Zhou Jin rarely saw Jiang Hansheng speak to anyone this way. He always maintained a perfectly measured politeness — yet beneath that politeness lay an endless, impenetrable distance.

For now, both the police investigation and the forensic examination needed time. With the leads so limited, there was little more that could be deduced.

Zhou Jin suggested: “Professor Wang, let me take you back to rest first.”

Wang Pengzhe: “All right.”

After dropping Wang Pengzhe off at his hotel, only Zhou Jin and Jiang Hansheng remained in the car.

Jiang Hansheng noticed she had been busy the entire day. He asked, his voice gentle: “Are you heading back to the unit after this?”

Zhou Jin said: “Yes.”

With the serious crimes division now investigating this case, reopening the old files on the Huaiguang serial killings was unavoidable.

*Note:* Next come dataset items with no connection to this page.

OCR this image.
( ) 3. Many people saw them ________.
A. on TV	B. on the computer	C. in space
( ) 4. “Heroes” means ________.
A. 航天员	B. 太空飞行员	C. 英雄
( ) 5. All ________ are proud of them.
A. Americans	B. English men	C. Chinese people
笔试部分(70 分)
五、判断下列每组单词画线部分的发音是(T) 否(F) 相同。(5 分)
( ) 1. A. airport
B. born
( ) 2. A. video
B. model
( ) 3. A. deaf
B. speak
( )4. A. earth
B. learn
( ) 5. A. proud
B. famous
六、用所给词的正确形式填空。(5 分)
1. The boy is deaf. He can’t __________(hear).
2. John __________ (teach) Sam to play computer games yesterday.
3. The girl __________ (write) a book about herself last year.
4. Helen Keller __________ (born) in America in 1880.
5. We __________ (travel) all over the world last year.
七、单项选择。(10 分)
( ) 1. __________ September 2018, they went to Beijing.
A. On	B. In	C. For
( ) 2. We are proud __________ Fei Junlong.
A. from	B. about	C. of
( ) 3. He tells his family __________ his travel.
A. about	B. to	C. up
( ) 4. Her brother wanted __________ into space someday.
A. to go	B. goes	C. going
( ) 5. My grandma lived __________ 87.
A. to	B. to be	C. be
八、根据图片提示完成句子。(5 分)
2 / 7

Jiang Hansheng was still turning over the question of how best to broach the subject with Zhou Jin — when she suddenly spoke first.

“Are you hungry?”

Jiang Hansheng glanced out the window at the evening sky. The trailing sunset held a breathtaking sweep of color — blue-violet and blazing crimson bleeding into one another.

Jiang Hansheng said: “I’m all right. What do you feel like eating?”

Zhou Jin: “Instant noodles. Beer.”

Jiang Hansheng: “…”

Zhou Jin: “Come with me. There’s something I want to ask you.”